(Eagle News) — Over 300 volcanic earthquakes were monitored at Taal in 24 hours.
The Philippine Institute of Volcanology and Seismology said the 383 quakes at the volcano, which remains on alert level 2, included 238 episodes of volcanic tremor with durations of one to twelve minutes, 143 low-frequency volcanic earthquakes, and low-level background tremor that started at 9:05 a.m. on April 8.
“Upwelling of hot volcanic fluids in the main crater lake occurred yesterday morning and generated 300 m-tall steam-laden plumes from active fumaroles on the northern side,” PHIVOLCS said.
Sulfur dioxide emission was also monitored, and averaged 1,886 tons on that day.

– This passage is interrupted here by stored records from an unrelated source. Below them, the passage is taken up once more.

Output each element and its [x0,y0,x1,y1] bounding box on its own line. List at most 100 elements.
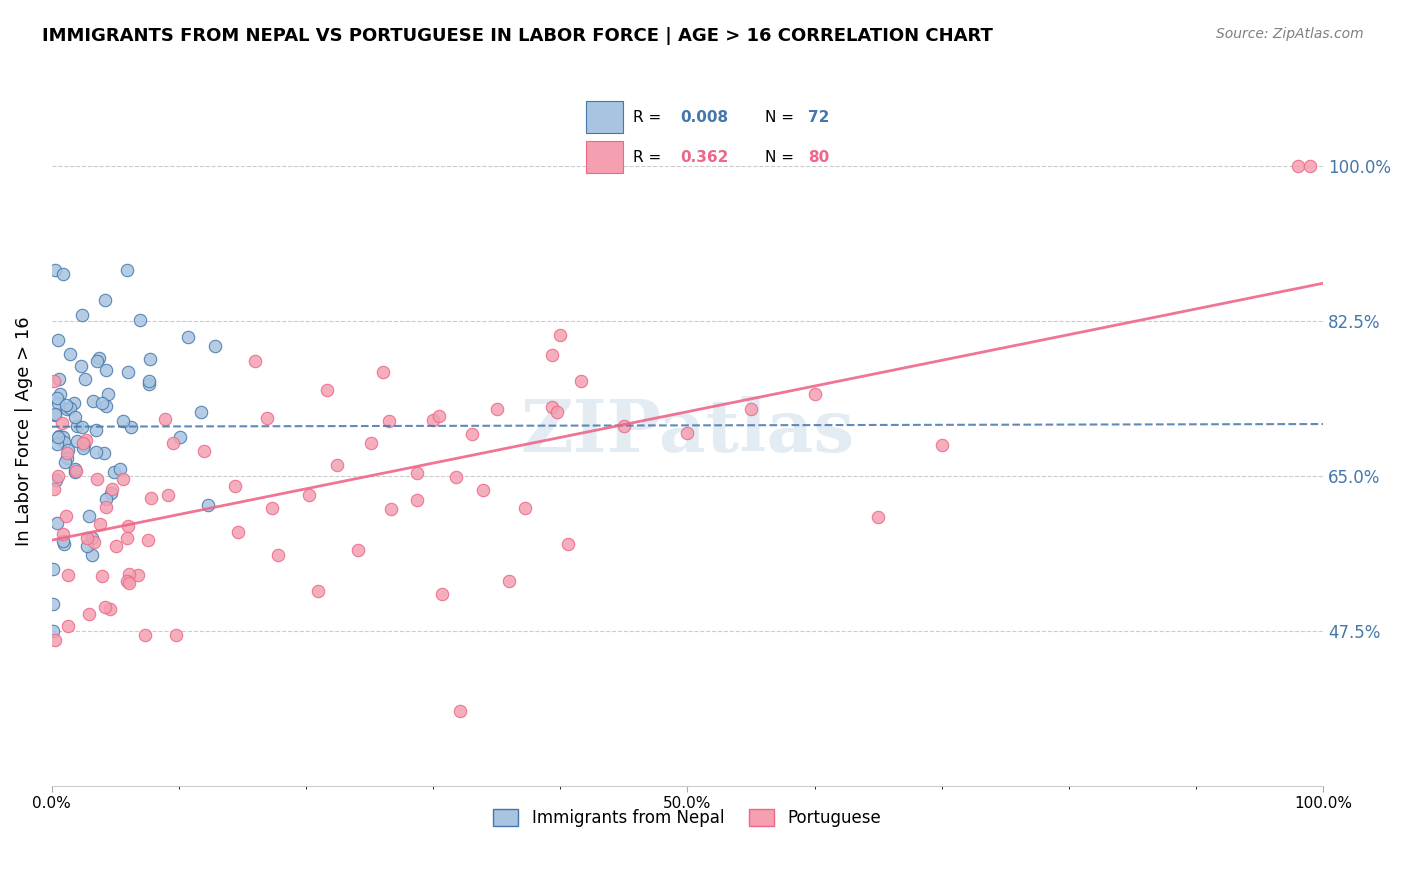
Point [48,333,70,347]
Point [162,435,184,450]
Point [42,562,65,576]
Point [117,519,139,533]
Point [127,568,149,582]
Point [56,619,79,633]
Point [63,465,86,479]
Point [256,411,278,425]
Point [117,575,139,590]
Point [461,427,484,442]
Point [53,435,76,450]
Point [298,488,321,502]
Point [75,371,97,385]
Point [80,548,103,562]
Point [111,472,134,486]
Point [52,533,75,548]
Point [444,469,467,483]
Point [94,363,117,377]
Point [169,429,191,443]
Point [56,442,79,457]
Point [931,438,953,452]
Point [86,445,108,459]
Text: ZIPatlas: ZIPatlas [520,396,855,467]
Point [45,473,67,487]
Point [224,479,246,493]
Point [485,402,508,417]
Point [115,531,138,545]
Point [55,398,77,412]
Point [44,407,66,421]
Point [197,498,219,512]
Point [613,418,636,433]
Point [46,516,69,530]
Point [70,359,93,373]
Point [77,607,100,621]
Point [103,465,125,479]
Point [267,548,290,562]
Point [55,508,77,523]
Point [177,330,200,344]
Point [94,293,117,307]
Point [56,567,79,582]
Point [42,483,65,497]
Point [569,374,592,388]
Point [66,434,89,449]
Point [46,396,69,410]
Point [91,396,114,410]
Point [62,396,84,410]
Point [65,418,87,433]
Point [422,413,444,427]
Point [42,374,65,388]
Point [868,509,890,524]
Point [406,493,429,508]
Point [139,352,162,367]
Point [98,601,121,615]
Point [86,354,108,368]
Point [45,392,67,406]
Point [48,429,70,443]
Point [82,531,104,545]
Point [53,455,76,469]
Point [55,402,77,417]
Point [307,584,329,599]
Point [129,313,152,327]
Point [138,375,160,389]
Point [52,527,75,541]
Point [55,445,77,459]
Point [471,483,494,497]
Point [96,500,118,514]
Point [63,410,86,425]
Point [72,419,94,434]
Point [515,500,537,515]
Point [115,574,138,588]
Point [111,414,134,428]
Point [63,462,86,476]
Point [59,401,82,415]
Point [557,537,579,551]
Point [87,351,110,365]
Point [83,535,105,549]
Point [86,472,108,486]
Point [76,531,98,545]
Point [550,328,572,343]
Point [193,444,215,458]
Point [360,436,382,450]
Point [44,633,66,648]
Point [346,543,368,558]
Point [427,409,450,424]
Point [380,501,402,516]
Point [65,464,87,478]
Point [326,458,349,472]
Point [100,482,122,496]
Point [541,400,564,414]
Point [100,485,122,500]
Point [153,412,176,426]
Point [204,339,226,353]
Point [108,461,131,475]
Point [115,263,138,277]
Point [42,624,65,638]
Point [546,404,568,418]
Point [94,600,117,615]
Point [49,387,72,401]
Point [44,409,66,423]
Point [139,491,162,505]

Temperature highs of 71.8°C and a pH of 1.59 were last measured from the main crater lake, respectively, on March 4 and Feb. 12.
PHIVOLCS said a very slow and steady inflation and expansion of the Taal region that began after the January 2020 eruption indicate “persistent magmatic activity at shallow depths beneath the edifice.”
According to PHIVOLCS, “sudden steam-driven or phreatic explosions, volcanic earthquakes, minor ashfall, and lethal accumulations or expulsions of volcanic gas can occur and threaten areas within and around” the Taal volcano island at alert level 2.
As such, it reiterated its recommendation for a ban on the entry into into Taal Volcano Island, Taal’s Permanent Danger Zone or PDZ, especially the vicinities of the main crater and the Daang Kastila fissure, and occupancy and boating on Taal Lake.
“(Department of Science and Technology)-PHIVOLCS is closely monitoring Taal Volcano’s activity and any new significant development will be immediately communicated to all stakeholders,” PHIVOLCS said.